On Gender Negotiation and Its Materiality

Marie Louise Stig Sorensen

Dept. of Archaeology

Downing St.,

Cambridge CB2 3DZ

England

mlss@cam.ac.uk

In my paper I shall pursuit the argument that the 'traditional' focus of gender archaeology upon the recovery and location of women's role and importance in past societies has furthered an understanding of gender as an essential identity. One consequences of this has been a curious lack of correspondence between the argued importance of the negotiation of gender and serious attempts at making such negotiation central to the investigation of gender. This tends to mean that the practices through which gender is constructed, maintained and given physical reality, i.e. the continuous bringing into being of agreed understandings of gender that are made relevant to peoples lives, have been downplayed or even ignored in our analyses. In response, this paper will focus upon the concept of negotiation arguing that it refers to processes through which agreed/accepted understandings of the world are reached.
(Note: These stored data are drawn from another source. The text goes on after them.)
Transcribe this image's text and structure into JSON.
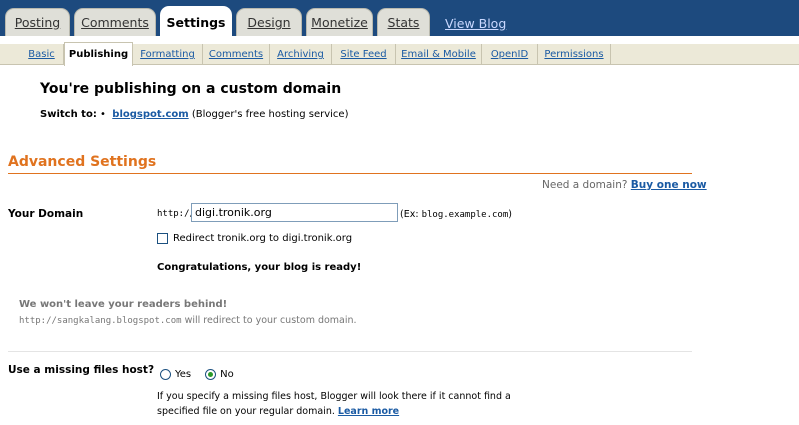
{
  "tabs": [
    {
      "label": "Posting"
    },
    {
      "label": "Comments"
    },
    {
      "label": "Settings",
      "active": true
    },
    {
      "label": "Design"
    },
    {
      "label": "Monetize"
    },
    {
      "label": "Stats"
    }
  ],
  "view_blog": "View Blog",
  "subtabs": [
    {
      "label": "Basic"
    },
    {
      "label": "Publishing",
      "active": true
    },
    {
      "label": "Formatting"
    },
    {
      "label": "Comments"
    },
    {
      "label": "Archiving"
    },
    {
      "label": "Site Feed"
    },
    {
      "label": "Email & Mobile"
    },
    {
      "label": "OpenID"
    },
    {
      "label": "Permissions"
    }
  ],
  "publishing": {
    "heading": "You're publishing on a custom domain",
    "switch_label": "Switch to:",
    "switch_bullet": "•",
    "switch_link": "blogspot.com",
    "switch_desc": "(Blogger's free hosting service)"
  },
  "advanced": {
    "title": "Advanced Settings",
    "need_domain": "Need a domain?",
    "buy_link": "Buy one now",
    "your_domain_label": "Your Domain",
    "http_prefix": "http://",
    "domain_value": "digi.tronik.org",
    "ex_prefix": "(Ex:",
    "ex_value": "blog.example.com",
    "ex_suffix": ")",
    "redirect_label": "Redirect tronik.org to digi.tronik.org",
    "congrats": "Congratulations, your blog is ready!"
  },
  "readers": {
    "title": "We won't leave your readers behind!",
    "old_url": "http://sangkalang.blogspot.com",
    "redirect_text": "will redirect to your custom domain."
  },
  "missing_host": {
    "label": "Use a missing files host?",
    "yes": "Yes",
    "no": "No",
    "selected": "No",
    "help": "If you specify a missing files host, Blogger will look there if it cannot find a specified file on your regular domain.",
    "learn_more": "Learn more"
  },
  "colors": {
    "topbar": "#1d4a7e",
    "accent_orange": "#e0731f",
    "link_blue": "#1a5aa3"
  }
}
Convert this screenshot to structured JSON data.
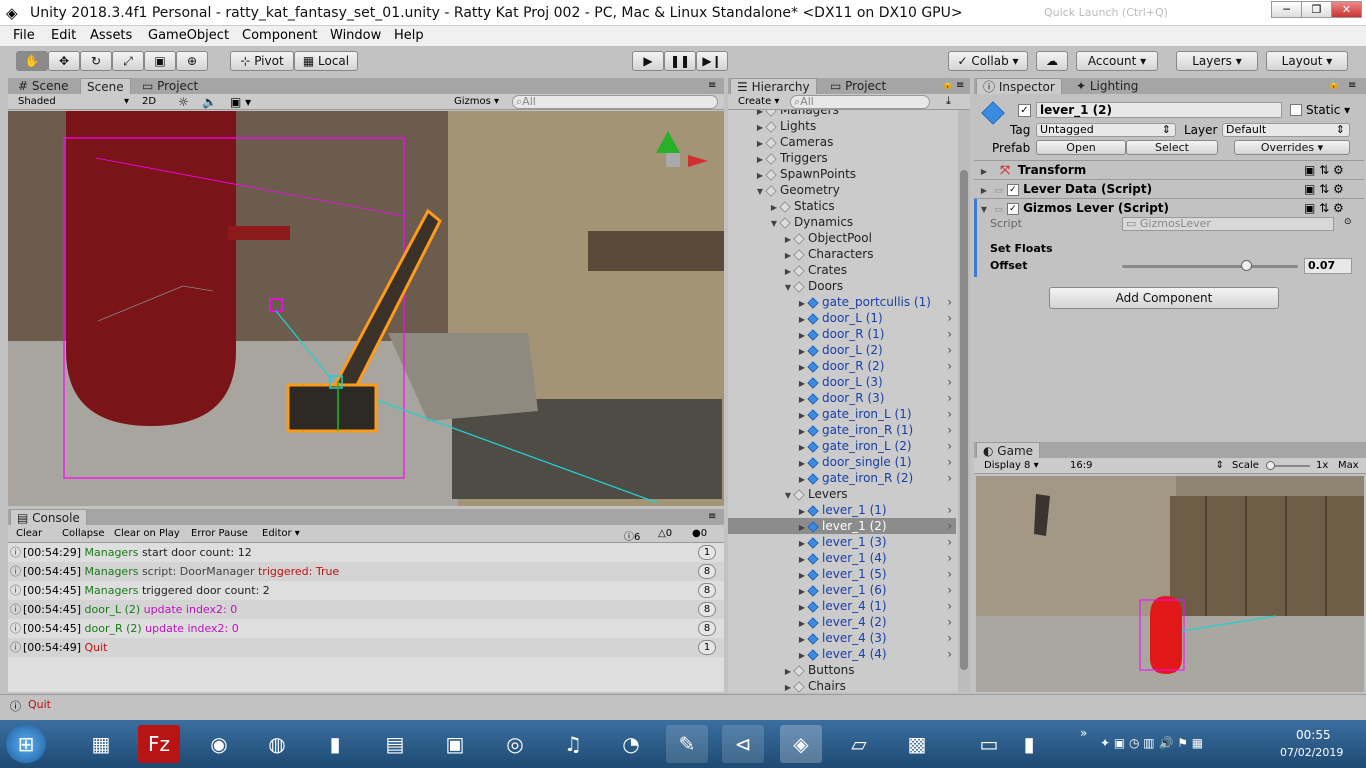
{
  "window": {
    "title": "Unity 2018.3.4f1 Personal - ratty_kat_fantasy_set_01.unity - Ratty Kat Proj 002 - PC, Mac & Linux Standalone* <DX11 on DX10 GPU>",
    "search_placeholder": "Quick Launch (Ctrl+Q)"
  },
  "menu": [
    "File",
    "Edit",
    "Assets",
    "GameObject",
    "Component",
    "Window",
    "Help"
  ],
  "toolbar": {
    "pivot": "Pivot",
    "local": "Local",
    "collab": "Collab",
    "account": "Account",
    "layers": "Layers",
    "layout": "Layout"
  },
  "scene": {
    "tabs": [
      "Scene",
      "Scene",
      "Project"
    ],
    "shading": "Shaded",
    "mode2d": "2D",
    "gizmos": "Gizmos",
    "search": "All"
  },
  "hierarchy": {
    "tabs": [
      "Hierarchy",
      "Project"
    ],
    "create": "Create",
    "search": "All",
    "rows": [
      {
        "label": "Managers",
        "indent": 1,
        "blue": false,
        "arrow": "▶"
      },
      {
        "label": "Lights",
        "indent": 1,
        "blue": false,
        "arrow": "▶"
      },
      {
        "label": "Cameras",
        "indent": 1,
        "blue": false,
        "arrow": "▶"
      },
      {
        "label": "Triggers",
        "indent": 1,
        "blue": false,
        "arrow": "▶"
      },
      {
        "label": "SpawnPoints",
        "indent": 1,
        "blue": false,
        "arrow": "▶"
      },
      {
        "label": "Geometry",
        "indent": 1,
        "blue": false,
        "arrow": "▼"
      },
      {
        "label": "Statics",
        "indent": 2,
        "blue": false,
        "arrow": "▶"
      },
      {
        "label": "Dynamics",
        "indent": 2,
        "blue": false,
        "arrow": "▼"
      },
      {
        "label": "ObjectPool",
        "indent": 3,
        "blue": false,
        "arrow": "▶"
      },
      {
        "label": "Characters",
        "indent": 3,
        "blue": false,
        "arrow": "▶"
      },
      {
        "label": "Crates",
        "indent": 3,
        "blue": false,
        "arrow": "▶"
      },
      {
        "label": "Doors",
        "indent": 3,
        "blue": false,
        "arrow": "▼"
      },
      {
        "label": "gate_portcullis (1)",
        "indent": 4,
        "blue": true,
        "arrow": "▶"
      },
      {
        "label": "door_L (1)",
        "indent": 4,
        "blue": true,
        "arrow": "▶"
      },
      {
        "label": "door_R (1)",
        "indent": 4,
        "blue": true,
        "arrow": "▶"
      },
      {
        "label": "door_L (2)",
        "indent": 4,
        "blue": true,
        "arrow": "▶"
      },
      {
        "label": "door_R (2)",
        "indent": 4,
        "blue": true,
        "arrow": "▶"
      },
      {
        "label": "door_L (3)",
        "indent": 4,
        "blue": true,
        "arrow": "▶"
      },
      {
        "label": "door_R (3)",
        "indent": 4,
        "blue": true,
        "arrow": "▶"
      },
      {
        "label": "gate_iron_L (1)",
        "indent": 4,
        "blue": true,
        "arrow": "▶"
      },
      {
        "label": "gate_iron_R (1)",
        "indent": 4,
        "blue": true,
        "arrow": "▶"
      },
      {
        "label": "gate_iron_L (2)",
        "indent": 4,
        "blue": true,
        "arrow": "▶"
      },
      {
        "label": "door_single (1)",
        "indent": 4,
        "blue": true,
        "arrow": "▶"
      },
      {
        "label": "gate_iron_R (2)",
        "indent": 4,
        "blue": true,
        "arrow": "▶"
      },
      {
        "label": "Levers",
        "indent": 3,
        "blue": false,
        "arrow": "▼"
      },
      {
        "label": "lever_1 (1)",
        "indent": 4,
        "blue": true,
        "arrow": "▶"
      },
      {
        "label": "lever_1 (2)",
        "indent": 4,
        "blue": true,
        "arrow": "▶",
        "selected": true
      },
      {
        "label": "lever_1 (3)",
        "indent": 4,
        "blue": true,
        "arrow": "▶"
      },
      {
        "label": "lever_1 (4)",
        "indent": 4,
        "blue": true,
        "arrow": "▶"
      },
      {
        "label": "lever_1 (5)",
        "indent": 4,
        "blue": true,
        "arrow": "▶"
      },
      {
        "label": "lever_1 (6)",
        "indent": 4,
        "blue": true,
        "arrow": "▶"
      },
      {
        "label": "lever_4 (1)",
        "indent": 4,
        "blue": true,
        "arrow": "▶"
      },
      {
        "label": "lever_4 (2)",
        "indent": 4,
        "blue": true,
        "arrow": "▶"
      },
      {
        "label": "lever_4 (3)",
        "indent": 4,
        "blue": true,
        "arrow": "▶"
      },
      {
        "label": "lever_4 (4)",
        "indent": 4,
        "blue": true,
        "arrow": "▶"
      },
      {
        "label": "Buttons",
        "indent": 3,
        "blue": false,
        "arrow": "▶"
      },
      {
        "label": "Chairs",
        "indent": 3,
        "blue": false,
        "arrow": "▶"
      }
    ]
  },
  "console": {
    "tab": "Console",
    "buttons": [
      "Clear",
      "Collapse",
      "Clear on Play",
      "Error Pause",
      "Editor"
    ],
    "counts": {
      "log": "6",
      "warn": "0",
      "error": "0"
    },
    "rows": [
      {
        "time": "[00:54:29]",
        "parts": [
          {
            "t": "Managers",
            "c": "#1a7a1a"
          },
          {
            "t": " start door count: 12",
            "c": "#222"
          }
        ],
        "count": "1"
      },
      {
        "time": "[00:54:45]",
        "parts": [
          {
            "t": "Managers",
            "c": "#1a7a1a"
          },
          {
            "t": " script: DoorManager",
            "c": "#444"
          },
          {
            "t": " triggered: True",
            "c": "#c01010"
          }
        ],
        "count": "8"
      },
      {
        "time": "[00:54:45]",
        "parts": [
          {
            "t": "Managers",
            "c": "#1a7a1a"
          },
          {
            "t": " triggered door count: 2",
            "c": "#222"
          }
        ],
        "count": "8"
      },
      {
        "time": "[00:54:45]",
        "parts": [
          {
            "t": "door_L (2)",
            "c": "#1a7a1a"
          },
          {
            "t": " update index2: 0",
            "c": "#c010c0"
          }
        ],
        "count": "8"
      },
      {
        "time": "[00:54:45]",
        "parts": [
          {
            "t": "door_R (2)",
            "c": "#1a7a1a"
          },
          {
            "t": " update index2: 0",
            "c": "#c010c0"
          }
        ],
        "count": "8"
      },
      {
        "time": "[00:54:49]",
        "parts": [
          {
            "t": "Quit",
            "c": "#c01010"
          }
        ],
        "count": "1"
      }
    ]
  },
  "status": {
    "message": "Quit"
  },
  "inspector": {
    "tabs": [
      "Inspector",
      "Lighting"
    ],
    "name": "lever_1 (2)",
    "static": "Static",
    "tag_label": "Tag",
    "tag": "Untagged",
    "layer_label": "Layer",
    "layer": "Default",
    "prefab_label": "Prefab",
    "open": "Open",
    "select": "Select",
    "overrides": "Overrides",
    "components": [
      "Transform",
      "Lever Data (Script)",
      "Gizmos Lever (Script)"
    ],
    "script_label": "Script",
    "script_value": "GizmosLever",
    "set_floats": "Set Floats",
    "offset_label": "Offset",
    "offset_value": "0.07",
    "add_component": "Add Component"
  },
  "game": {
    "tab": "Game",
    "display": "Display 8",
    "aspect": "16:9",
    "scale_label": "Scale",
    "scale_value": "1x",
    "max": "Max"
  },
  "taskbar": {
    "time": "00:55",
    "date": "07/02/2019"
  },
  "colors": {
    "selected": "#8c8c8c",
    "blue_text": "#1a3fa6",
    "selection_orange": "#ff9a1a",
    "gizmo_magenta": "#ff00ff",
    "gizmo_cyan": "#22d0d0"
  }
}
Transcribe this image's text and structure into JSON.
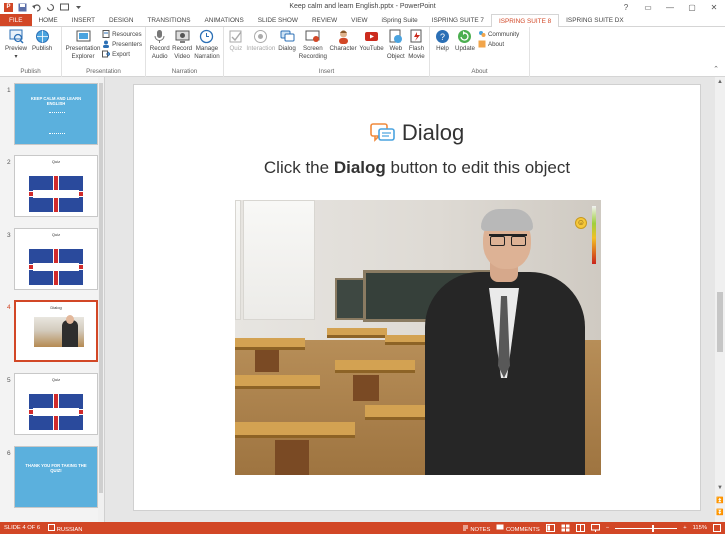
{
  "window": {
    "title": "Keep calm and learn English.pptx - PowerPoint",
    "controls": [
      "?",
      "▭",
      "—",
      "▢",
      "✕"
    ]
  },
  "tabs": [
    "FILE",
    "HOME",
    "INSERT",
    "DESIGN",
    "TRANSITIONS",
    "ANIMATIONS",
    "SLIDE SHOW",
    "REVIEW",
    "VIEW",
    "iSpring Suite",
    "ISPRING SUITE 7",
    "ISPRING SUITE 8",
    "ISPRING SUITE DX"
  ],
  "active_tab_index": 11,
  "ribbon": {
    "publish": {
      "label": "Publish",
      "preview": "Preview",
      "publish": "Publish"
    },
    "presentation": {
      "label": "Presentation",
      "explorer": "Presentation\nExplorer",
      "resources": "Resources",
      "presenters": "Presenters",
      "export": "Export"
    },
    "narration": {
      "label": "Narration",
      "record_audio": "Record\nAudio",
      "record_video": "Record\nVideo",
      "manage": "Manage\nNarration"
    },
    "insert": {
      "label": "Insert",
      "quiz": "Quiz",
      "interaction": "Interaction",
      "dialog": "Dialog",
      "screen": "Screen\nRecording",
      "character": "Character",
      "youtube": "YouTube",
      "web": "Web\nObject",
      "flash": "Flash\nMovie"
    },
    "about": {
      "label": "About",
      "help": "Help",
      "update": "Update",
      "community": "Community",
      "about": "About"
    }
  },
  "thumbnails": [
    {
      "num": "1",
      "title": "KEEP CALM AND LEARN ENGLISH"
    },
    {
      "num": "2",
      "label": "Quiz"
    },
    {
      "num": "3",
      "label": "Quiz"
    },
    {
      "num": "4",
      "label": "Dialog"
    },
    {
      "num": "5",
      "label": "Quiz"
    },
    {
      "num": "6",
      "text": "THANK YOU FOR TAKING THE QUIZ!"
    }
  ],
  "selected_slide": 4,
  "slide": {
    "title": "Dialog",
    "sub_pre": "Click the ",
    "sub_bold": "Dialog",
    "sub_post": " button to edit this object"
  },
  "status": {
    "slide": "SLIDE 4 OF 6",
    "language": "RUSSIAN",
    "notes": "NOTES",
    "comments": "COMMENTS",
    "zoom": "115%"
  },
  "colors": {
    "accent": "#d24726",
    "ispring_blue": "#2b6fb5"
  }
}
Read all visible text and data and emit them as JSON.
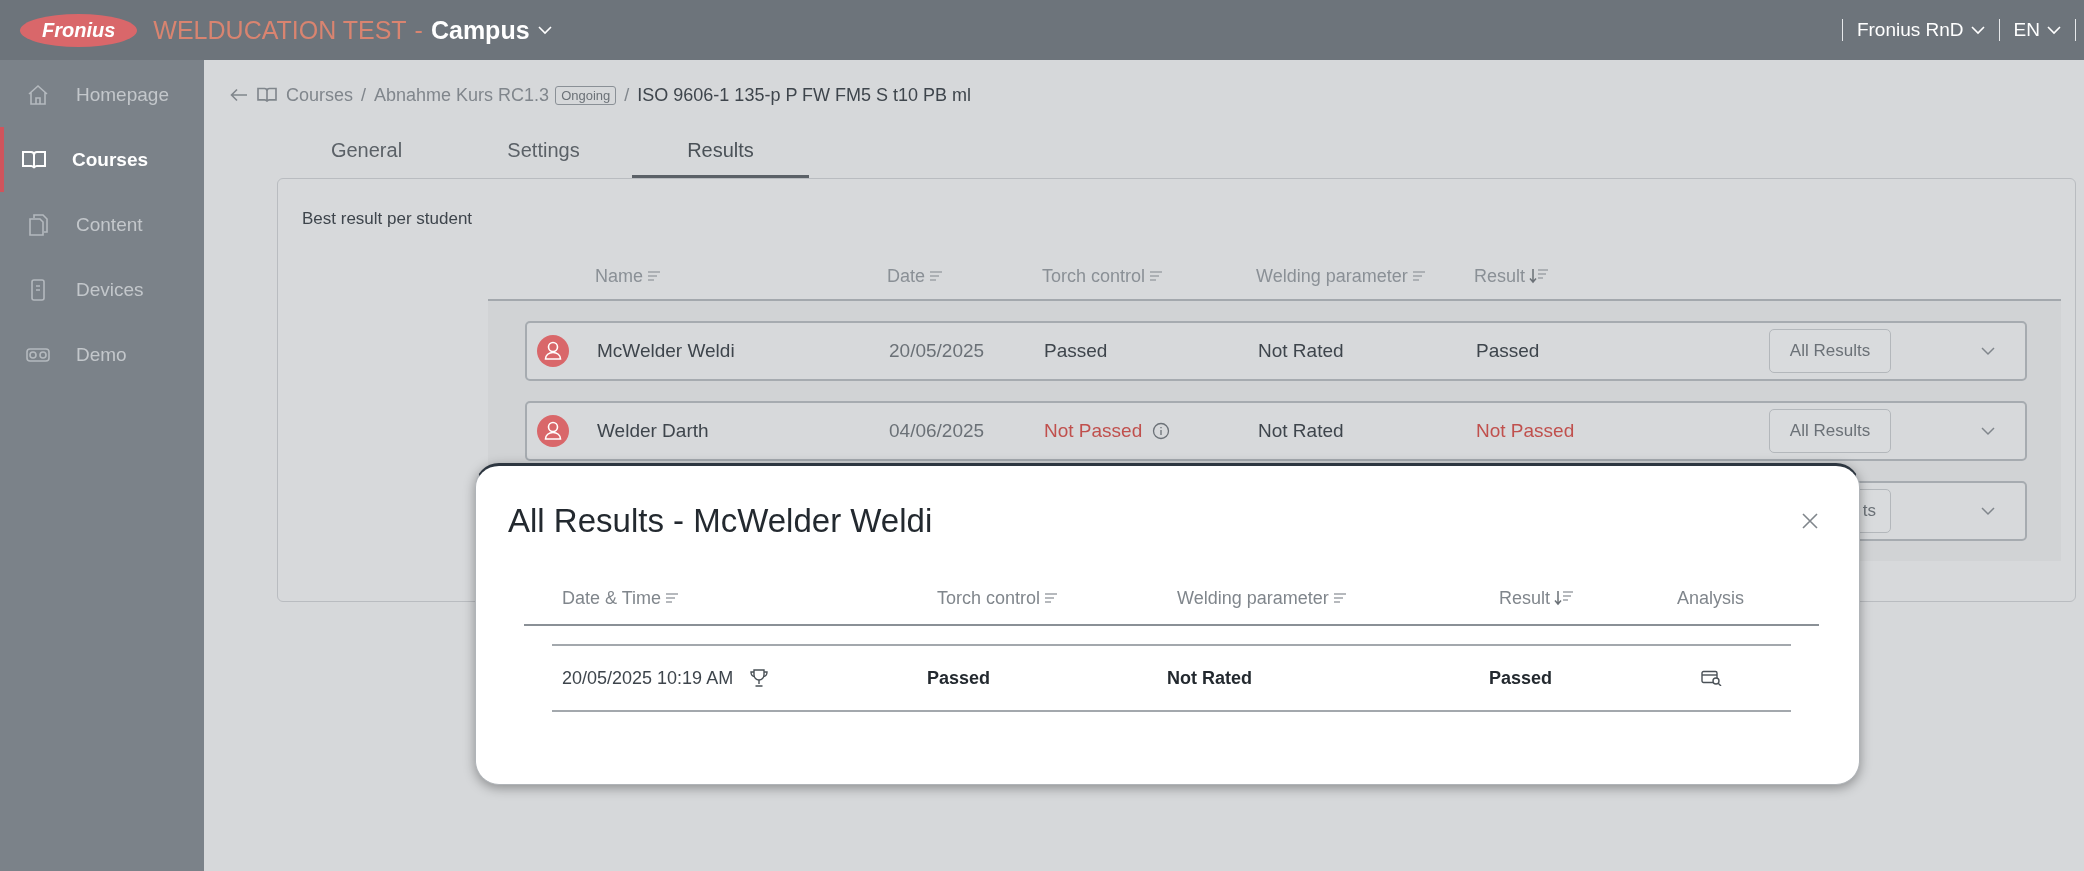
{
  "header": {
    "logo": "Fronius",
    "app_name": "WELDUCATION TEST",
    "separator": "-",
    "workspace": "Campus",
    "account": "Fronius RnD",
    "language": "EN"
  },
  "sidebar": {
    "items": [
      {
        "label": "Homepage",
        "selected": false
      },
      {
        "label": "Courses",
        "selected": true
      },
      {
        "label": "Content",
        "selected": false
      },
      {
        "label": "Devices",
        "selected": false
      },
      {
        "label": "Demo",
        "selected": false
      }
    ]
  },
  "breadcrumb": [
    {
      "kind": "link",
      "text": "Courses"
    },
    {
      "kind": "separator",
      "text": "/"
    },
    {
      "kind": "link",
      "text": "Abnahme Kurs RC1.3"
    },
    {
      "kind": "badge",
      "text": "Ongoing"
    },
    {
      "kind": "separator",
      "text": "/"
    },
    {
      "kind": "current",
      "text": "ISO 9606-1 135-p P FW FM5 S t10 PB ml"
    }
  ],
  "tabs": [
    {
      "label": "General",
      "selected": false
    },
    {
      "label": "Settings",
      "selected": false
    },
    {
      "label": "Results",
      "selected": true
    }
  ],
  "results": {
    "title": "Best result per student",
    "columns": [
      {
        "label": "Name",
        "sorted": false
      },
      {
        "label": "Date",
        "sorted": false
      },
      {
        "label": "Torch control",
        "sorted": false
      },
      {
        "label": "Welding parameter",
        "sorted": false
      },
      {
        "label": "Result",
        "sorted": true
      }
    ],
    "rows": [
      {
        "kind": "student",
        "name": "McWelder Weldi",
        "date": "20/05/2025",
        "torch_control": {
          "text": "Passed",
          "failed": false,
          "info": false
        },
        "welding_parameter": {
          "text": "Not Rated",
          "failed": false,
          "info": false
        },
        "result": {
          "text": "Passed",
          "failed": false,
          "info": false
        },
        "button": "All Results",
        "expanded": false
      },
      {
        "kind": "student",
        "name": "Welder Darth",
        "date": "04/06/2025",
        "torch_control": {
          "text": "Not Passed",
          "failed": true,
          "info": true
        },
        "welding_parameter": {
          "text": "Not Rated",
          "failed": false,
          "info": false
        },
        "result": {
          "text": "Not Passed",
          "failed": true,
          "info": false
        },
        "button": "All Results",
        "expanded": false
      },
      {
        "kind": "covered",
        "button": "ts",
        "expanded": false
      }
    ]
  },
  "modal": {
    "title": "All Results - McWelder Weldi",
    "columns": [
      {
        "label": "Date & Time",
        "sorted": false
      },
      {
        "label": "Torch control",
        "sorted": false
      },
      {
        "label": "Welding parameter",
        "sorted": false
      },
      {
        "label": "Result",
        "sorted": true
      },
      {
        "label": "Analysis"
      }
    ],
    "rows": [
      {
        "date_time": "20/05/2025 10:19 AM",
        "best": true,
        "torch_control": "Passed",
        "welding_parameter": "Not Rated",
        "result": "Passed"
      }
    ]
  }
}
Furthermore, I shall point to how these agreements are based on, and performed in relationship to, the allocations of rights and responsibilities, and how these in turn are reached and understood in relationship to material things. Material things are in this context resources (in the widest sense) and subject of desire and needs claims. In addition, material culture's central roles in such processes are furthered due to their very materiality as they become the physical means, and the social expression, of such agreements. My paper will therefore attempt to bring greater attention to this crucial relationship between negotiation as a constitutive practice and material things.